Num país e numa cultura pouco tolerantes para quem nervosa e atabalhoadamente tem, literalmente, cinco segundos para explicar em bom inglês o que se passa com os nossos papéis, quais papéis, os papéis, a probabilidade e o medo de nos vermos algemados, humilhados, incomunicáveis entre quatro paredes não são apenas palpáveis, estão bem presentes em cada um de nós, culpados sim de um dia deixar tudo para trás à procura de uma vida melhor.

Porque, e por mais que queiramos, e queremos, a partir de 1 de Julho quem não tiver a sua situação regularizada por culpa da secretaria receia não poder arrendar, trabalhar ou candidatar-se a um emprego, aceder a cuidados de saúde, apoios sociais ou educação, criar uma conta bancária, viajar, em suma viver na sociedade que um dia, não muito distante, teve os braços abertos, ou talvez não, nós ainda pensámos ver os braços abertos, mas se calhar foi só isso, um pensamento, uma fugaz imagem e a imaginação a pregar-nos partidas.
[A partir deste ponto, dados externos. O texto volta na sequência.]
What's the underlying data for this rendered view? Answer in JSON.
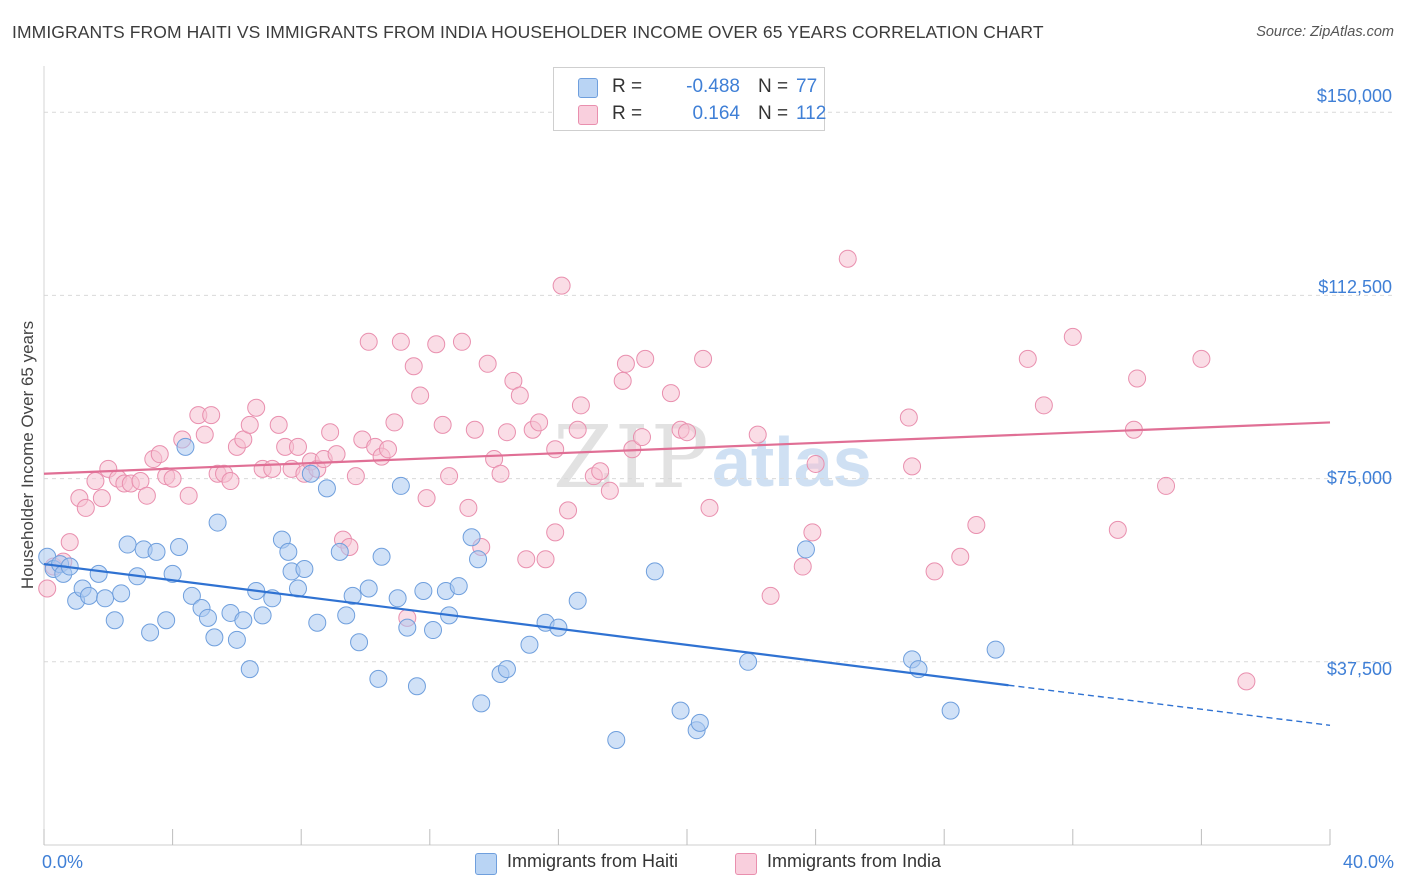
{
  "header": {
    "title": "IMMIGRANTS FROM HAITI VS IMMIGRANTS FROM INDIA HOUSEHOLDER INCOME OVER 65 YEARS CORRELATION CHART",
    "source": "Source: ZipAtlas.com"
  },
  "watermark": {
    "zip": "ZIP",
    "atlas": "atlas"
  },
  "legend": {
    "haiti": {
      "r_label": "R =",
      "r_value": "-0.488",
      "n_label": "N =",
      "n_value": "77"
    },
    "india": {
      "r_label": "R =",
      "r_value": "0.164",
      "n_label": "N =",
      "n_value": "112"
    }
  },
  "bottom_legend": {
    "haiti": "Immigrants from Haiti",
    "india": "Immigrants from India"
  },
  "colors": {
    "haiti_fill": "#a9c8f0",
    "haiti_stroke": "#6f9fdd",
    "haiti_line": "#2f72d2",
    "india_fill": "#f6c1d2",
    "india_stroke": "#e98fae",
    "india_line": "#e06f95",
    "tick_text": "#3f7fd6",
    "grid": "#d9d9d9"
  },
  "chart_data": {
    "type": "scatter",
    "title": "IMMIGRANTS FROM HAITI VS IMMIGRANTS FROM INDIA HOUSEHOLDER INCOME OVER 65 YEARS CORRELATION CHART",
    "xlabel": "",
    "ylabel": "Householder Income Over 65 years",
    "xlim": [
      0,
      40
    ],
    "ylim": [
      0,
      157000
    ],
    "x_tick_labels": [
      "0.0%",
      "40.0%"
    ],
    "y_ticks": [
      37500,
      75000,
      112500,
      150000
    ],
    "y_tick_labels": [
      "$37,500",
      "$75,000",
      "$112,500",
      "$150,000"
    ],
    "grid": true,
    "legend_position": "top-center",
    "series": [
      {
        "name": "Immigrants from Haiti",
        "r": -0.488,
        "n": 77,
        "trend": {
          "x0": 0,
          "y0": 57500,
          "x1": 30.0,
          "y1": 32700,
          "dash_to_x": 40,
          "dash_to_y": 24500
        },
        "points": [
          [
            0.1,
            59000
          ],
          [
            0.3,
            56500
          ],
          [
            0.5,
            57500
          ],
          [
            0.6,
            55500
          ],
          [
            0.8,
            57000
          ],
          [
            1.0,
            50000
          ],
          [
            1.2,
            52500
          ],
          [
            1.4,
            51000
          ],
          [
            1.7,
            55500
          ],
          [
            1.9,
            50500
          ],
          [
            2.2,
            46000
          ],
          [
            2.4,
            51500
          ],
          [
            2.6,
            61500
          ],
          [
            2.9,
            55000
          ],
          [
            3.1,
            60500
          ],
          [
            3.3,
            43500
          ],
          [
            3.5,
            60000
          ],
          [
            3.8,
            46000
          ],
          [
            4.0,
            55500
          ],
          [
            4.2,
            61000
          ],
          [
            4.4,
            81500
          ],
          [
            4.6,
            51000
          ],
          [
            4.9,
            48500
          ],
          [
            5.1,
            46500
          ],
          [
            5.3,
            42500
          ],
          [
            5.4,
            66000
          ],
          [
            5.8,
            47500
          ],
          [
            6.0,
            42000
          ],
          [
            6.2,
            46000
          ],
          [
            6.4,
            36000
          ],
          [
            6.6,
            52000
          ],
          [
            6.8,
            47000
          ],
          [
            7.1,
            50500
          ],
          [
            7.4,
            62500
          ],
          [
            7.6,
            60000
          ],
          [
            7.9,
            52500
          ],
          [
            7.7,
            56000
          ],
          [
            8.1,
            56500
          ],
          [
            8.3,
            76000
          ],
          [
            8.5,
            45500
          ],
          [
            8.8,
            73000
          ],
          [
            9.2,
            60000
          ],
          [
            9.4,
            47000
          ],
          [
            9.6,
            51000
          ],
          [
            9.8,
            41500
          ],
          [
            10.1,
            52500
          ],
          [
            10.4,
            34000
          ],
          [
            10.5,
            59000
          ],
          [
            11.0,
            50500
          ],
          [
            11.1,
            73500
          ],
          [
            11.3,
            44500
          ],
          [
            11.6,
            32500
          ],
          [
            11.8,
            52000
          ],
          [
            12.1,
            44000
          ],
          [
            12.5,
            52000
          ],
          [
            12.6,
            47000
          ],
          [
            12.9,
            53000
          ],
          [
            13.3,
            63000
          ],
          [
            13.5,
            58500
          ],
          [
            13.6,
            29000
          ],
          [
            14.2,
            35000
          ],
          [
            14.4,
            36000
          ],
          [
            15.1,
            41000
          ],
          [
            15.6,
            45500
          ],
          [
            16.0,
            44500
          ],
          [
            16.6,
            50000
          ],
          [
            17.8,
            21500
          ],
          [
            19.0,
            56000
          ],
          [
            19.8,
            27500
          ],
          [
            20.3,
            23500
          ],
          [
            20.4,
            25000
          ],
          [
            21.9,
            37500
          ],
          [
            23.7,
            60500
          ],
          [
            27.0,
            38000
          ],
          [
            27.2,
            36000
          ],
          [
            28.2,
            27500
          ],
          [
            29.6,
            40000
          ]
        ]
      },
      {
        "name": "Immigrants from India",
        "r": 0.164,
        "n": 112,
        "trend": {
          "x0": 0,
          "y0": 76000,
          "x1": 40,
          "y1": 86500
        },
        "points": [
          [
            0.1,
            52500
          ],
          [
            0.3,
            57000
          ],
          [
            0.6,
            58000
          ],
          [
            0.8,
            62000
          ],
          [
            1.1,
            71000
          ],
          [
            1.3,
            69000
          ],
          [
            1.6,
            74500
          ],
          [
            1.8,
            71000
          ],
          [
            2.0,
            77000
          ],
          [
            2.3,
            75000
          ],
          [
            2.5,
            74000
          ],
          [
            2.7,
            74000
          ],
          [
            3.0,
            74500
          ],
          [
            3.2,
            71500
          ],
          [
            3.4,
            79000
          ],
          [
            3.6,
            80000
          ],
          [
            3.8,
            75500
          ],
          [
            4.0,
            75000
          ],
          [
            4.3,
            83000
          ],
          [
            4.5,
            71500
          ],
          [
            4.8,
            88000
          ],
          [
            5.0,
            84000
          ],
          [
            5.2,
            88000
          ],
          [
            5.4,
            76000
          ],
          [
            5.6,
            76000
          ],
          [
            5.8,
            74500
          ],
          [
            6.0,
            81500
          ],
          [
            6.2,
            83000
          ],
          [
            6.4,
            86000
          ],
          [
            6.6,
            89500
          ],
          [
            6.8,
            77000
          ],
          [
            7.1,
            77000
          ],
          [
            7.3,
            86000
          ],
          [
            7.5,
            81500
          ],
          [
            7.7,
            77000
          ],
          [
            7.9,
            81500
          ],
          [
            8.1,
            76000
          ],
          [
            8.3,
            78500
          ],
          [
            8.5,
            77000
          ],
          [
            8.7,
            79000
          ],
          [
            8.9,
            84500
          ],
          [
            9.1,
            80000
          ],
          [
            9.3,
            62500
          ],
          [
            9.5,
            61000
          ],
          [
            9.7,
            75500
          ],
          [
            9.9,
            83000
          ],
          [
            10.1,
            103000
          ],
          [
            10.3,
            81500
          ],
          [
            10.5,
            79500
          ],
          [
            10.7,
            81000
          ],
          [
            10.9,
            86500
          ],
          [
            11.1,
            103000
          ],
          [
            11.3,
            46500
          ],
          [
            11.5,
            98000
          ],
          [
            11.7,
            92000
          ],
          [
            11.9,
            71000
          ],
          [
            12.2,
            102500
          ],
          [
            12.4,
            86000
          ],
          [
            12.6,
            75500
          ],
          [
            13.0,
            103000
          ],
          [
            13.2,
            69000
          ],
          [
            13.4,
            85000
          ],
          [
            13.6,
            61000
          ],
          [
            13.8,
            98500
          ],
          [
            14.0,
            79000
          ],
          [
            14.2,
            76000
          ],
          [
            14.4,
            84500
          ],
          [
            14.6,
            95000
          ],
          [
            14.8,
            92000
          ],
          [
            15.0,
            58500
          ],
          [
            15.2,
            85000
          ],
          [
            15.4,
            86500
          ],
          [
            15.6,
            58500
          ],
          [
            15.9,
            64000
          ],
          [
            15.9,
            81000
          ],
          [
            16.1,
            114500
          ],
          [
            16.3,
            68500
          ],
          [
            16.6,
            85000
          ],
          [
            16.7,
            90000
          ],
          [
            17.1,
            75500
          ],
          [
            17.3,
            76500
          ],
          [
            17.6,
            72500
          ],
          [
            18.0,
            95000
          ],
          [
            18.1,
            98500
          ],
          [
            18.3,
            81000
          ],
          [
            18.6,
            83500
          ],
          [
            18.7,
            99500
          ],
          [
            19.5,
            92500
          ],
          [
            19.8,
            85000
          ],
          [
            20.0,
            84500
          ],
          [
            20.5,
            99500
          ],
          [
            20.7,
            69000
          ],
          [
            22.2,
            84000
          ],
          [
            22.6,
            51000
          ],
          [
            23.6,
            57000
          ],
          [
            23.9,
            64000
          ],
          [
            24.0,
            78000
          ],
          [
            25.0,
            120000
          ],
          [
            26.9,
            87500
          ],
          [
            27.0,
            77500
          ],
          [
            27.7,
            56000
          ],
          [
            28.5,
            59000
          ],
          [
            30.6,
            99500
          ],
          [
            31.1,
            90000
          ],
          [
            32.0,
            104000
          ],
          [
            33.4,
            64500
          ],
          [
            33.9,
            85000
          ],
          [
            34.0,
            95500
          ],
          [
            34.9,
            73500
          ],
          [
            36.0,
            99500
          ],
          [
            37.4,
            33500
          ],
          [
            29.0,
            65500
          ]
        ]
      }
    ]
  }
}
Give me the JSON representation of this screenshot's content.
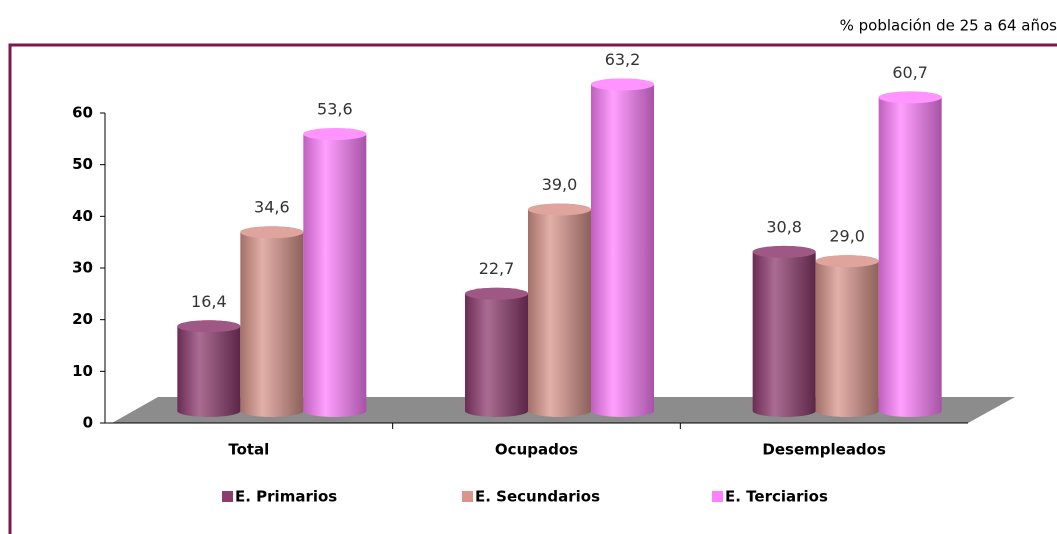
{
  "chart_data": {
    "type": "bar",
    "subtitle": "% población de 25 a 64 años",
    "categories": [
      "Total",
      "Ocupados",
      "Desempleados"
    ],
    "series": [
      {
        "name": "E. Primarios",
        "color": "#8e3b6e",
        "values": [
          16.4,
          22.7,
          30.8
        ],
        "value_labels": [
          "16,4",
          "22,7",
          "30,8"
        ]
      },
      {
        "name": "E. Secundarios",
        "color": "#d9958c",
        "values": [
          34.6,
          39.0,
          29.0
        ],
        "value_labels": [
          "34,6",
          "39,0",
          "29,0"
        ]
      },
      {
        "name": "E. Terciarios",
        "color": "#ff80ff",
        "values": [
          53.6,
          63.2,
          60.7
        ],
        "value_labels": [
          "53,6",
          "63,2",
          "60,7"
        ]
      }
    ],
    "ylim": [
      0,
      60
    ],
    "yticks": [
      0,
      10,
      20,
      30,
      40,
      50,
      60
    ],
    "legend": "bottom"
  }
}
De modo a responder a estas e outras perguntas, o Governo britânico publicou uma série de linhas orientadoras num assomo de bom senso e boa vontade, tão em falta nos dias que correm, resultado de uma aprendizagem à força fruto dos erros recentes.

De acordo com estas linhas orientadoras, os casos excepcionais de idosos, crianças e jovens adultos oriundos de países estrangeiros, bem como os casos de pessoas com incapacidade física e/ou mental, terão direito a mais 28 dias de mora para submeter a candidatura ao estatuto de residente no Reino Unido. De igual modo, a todos quantos tenham o processo pendente será agora atribuído um certificado de candidatura, certificado esse válido para efeitos de habitação, trabalho, educação, saúde, entre outros. E se até meados de Maio senhorios e empregadores estavam sujeitos a multas e acções judiciais caso não confirmassem o estatuto legal de inquilinos e trabalhadores, tal requerimento vem agora cair por terra.

Com mais de 100 mil processos pendentes em Londres num total de 300 mil a nível nacional e 30 de Junho cada vez mais próximo, a ansiedade de quem procura a certeza e segurança de um futuro em solo britânico tem sido mais do que justificável.

Infelizmente, e não obstante a mão agora estendida da parte do Governo de Sua Majestade, o mal já há muito está feito. Num processo sempre incerto e com constantes mudanças de direcção legislativa, de modo a jogar pelo seguro do lado de quem arrenda e/ou emprega, hoje em dia acesso a habitação e emprego só mesmo para britânicos e irlandeses, estes últimos por meio de acordos pré-existentes entre o Reino Unido e a República da Irlanda.

O resultado? Desde 2019 uma redução de 36% no número de cidadãos da União Europeia à procura de trabalho na velha Albion.

E, ironia das ironias, a concomitante escassez de profissionais em áreas tão diversas como enfermagem, metalurgia, veterinária, auxiliares de geriatria mais o impacto na recuperação económica de um país onde empregadores outrora apoiantes do Brexit vêm agora a público exigir vistos de trabalho para cidadãos europeus de modo a suprir as necessidades laborais.

E independentemente dos tiros no pé da parte de um país a braços com as consequências das suas próprias acções, a mesma pergunta: e depois de 30 de Junho?

Se o Governo procura, por um lado, assegurar os corpos e espíritos de quem ansiosamente espera pelo papel, qual papel, o papel, a polícia, os patrões, os senhorios, os médicos, os assistentes sociais, entre tantos outros, não são o governo, são a cultura de uma nação, cultura essa ciente de como uma vez ultrapassada mais uma data limite os direitos, os nossos direitos, deixam de existir.

Numa terra onde para além de batatas e maçãs (estas últimas pequenas e ácidas) pouco mais cresce, nada mais restará nesta mesa, de resto mundialmente conhecida pela sua cozinha, ou antes pela falta dela. O Reino Unido? Ficará cada vez mais, e somente, para os britânicos, orgulhosamente sós mas felizmente todos juntos para se poderem aquecer debaixo deste clima inclemente e incessante, tão característico, tão pouco desejável. 

Até lá, todas as boas notícias são bem-vindas, o prolongamento de prazos é mais do que uma boa medida, é a esperança e a luz ao fundo do túnel para centenas de milhares, a esperança de ficar e a esperança de viver em paz para gerações inteiras, sem que ninguém nos importune por culpa de um sotaque ou cor de pele diferente. Assim esperamos.